The attributable risk (AR) among the exposed provides information about the absolute effect of the exposure or the excess risk of disease in those exposed compared with those nonexposed. Again, in a cohort study or randomized trial, this measure is defined as the difference between the incidence rates in the exposed and nonexposed groups, calculated as Ie – Io. If there is no association between the exposure and the disease, that is, under the null hypothesis, the AR will equal 0. Assuming there is a causal relationship between the exposure and the disease and that the AR is >0, its value indicates the number of cases of the disease among the exposed that can be attributed to the exposure itself, or alternatively, the number of cases of the disease among the exposed that could be eliminated if the exposure were eliminated. As such, the AR is useful as a measure of the public health impact of a particular exposure.
The AR can also be expressed as a percentage, calculated as AR% = AR/Ie × 100, in order to estimate the proportion of the disease among the exposed that is attributable to the exposure, or the proportion of the disease in that group that could be prevented by eliminating the exposure. In addition, for clinical purposes, the number needed to treat (NNT) to prevent one case of the outcome can be calculated, as the inverse of the absolute value of the AR, or NNT = 1/AR.
The RR and AR provide very different but complementary types of information. The RR is a measure of the strength of the association between an exposure and disease and provides information that can be used to judge whether a valid observed association is likely to be causal. In contrast, the AR provides a measure of the public health impact of an exposure, assuming that the association is one of cause and effect.
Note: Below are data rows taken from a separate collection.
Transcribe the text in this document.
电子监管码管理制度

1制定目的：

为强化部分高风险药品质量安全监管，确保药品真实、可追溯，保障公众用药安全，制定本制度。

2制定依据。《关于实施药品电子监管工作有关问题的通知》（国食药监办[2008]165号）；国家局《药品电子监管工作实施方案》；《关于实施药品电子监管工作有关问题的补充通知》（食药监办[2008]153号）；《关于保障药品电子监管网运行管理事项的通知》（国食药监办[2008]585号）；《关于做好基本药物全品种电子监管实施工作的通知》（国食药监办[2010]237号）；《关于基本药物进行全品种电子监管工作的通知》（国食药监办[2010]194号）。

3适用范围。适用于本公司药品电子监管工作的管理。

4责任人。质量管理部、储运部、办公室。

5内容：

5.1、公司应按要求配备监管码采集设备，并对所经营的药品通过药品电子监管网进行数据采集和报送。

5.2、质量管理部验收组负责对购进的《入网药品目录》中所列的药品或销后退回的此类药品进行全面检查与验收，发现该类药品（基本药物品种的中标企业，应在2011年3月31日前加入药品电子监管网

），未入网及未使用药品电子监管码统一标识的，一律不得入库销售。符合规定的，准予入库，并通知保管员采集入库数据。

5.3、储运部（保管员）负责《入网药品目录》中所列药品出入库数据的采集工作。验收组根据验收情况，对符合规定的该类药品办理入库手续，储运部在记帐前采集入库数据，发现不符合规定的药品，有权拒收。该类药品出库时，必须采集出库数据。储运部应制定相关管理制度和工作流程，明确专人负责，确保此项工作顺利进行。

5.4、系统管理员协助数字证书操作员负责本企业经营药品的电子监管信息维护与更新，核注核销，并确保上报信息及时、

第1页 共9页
Calculation of Measures of Association
Question 4:
A randomized trial was conducted of a new statin drug to assess its potential benefit on death from coronary heart disease. A total of 4000 patients were entered into the study, 2000 allocated to the active statin and 2000 to placebo. Of the 2000 assigned to the statin, 200 of these died from coronary heart disease in the 5-year median duration of follow-up; of the 2000 assigned to placebo, 300 died from coronary heart disease. What is the magnitude of the association between the statin and death from coronary heart disease? What is the potential public health impact of this drug? What is the number needed to treat to prevent one coronary heart disease death?
Figure 95.2 presents the 2 × 2 table summarizing the randomized trial data from Question 4. The RR, calculated as the incidence of the outcome (dying from coronary heart disease) in the exposed (those assigned to statin) divided by the incidence in the nonexposed (those assigned to placebo), is 200/2000 divided by 300/2000 or 0.67. This means that those assigned to the statin had 67% of the risk, or 33% less risk (1 – 0.67), of dying from coronary heart disease during this period than those assigned to placebo. The AR, calculated as the incidence in the exposed minus the incidence in the nonexposed, is 200/2000–300/2000 or –0.05. This means that if statins are causally related to the prevention of coronary heart disease mortality, 5 per 100 of the coronary heart disease deaths in the placebo group could have been prevented by use of this statin. Taking the inverse of this AR, 1/0.05, provides the number needed to treat, or 20, indicating that we would need to treat 20 patients with this statin over 5 years (the median duration of follow-up) to prevent one death from coronary heart disease.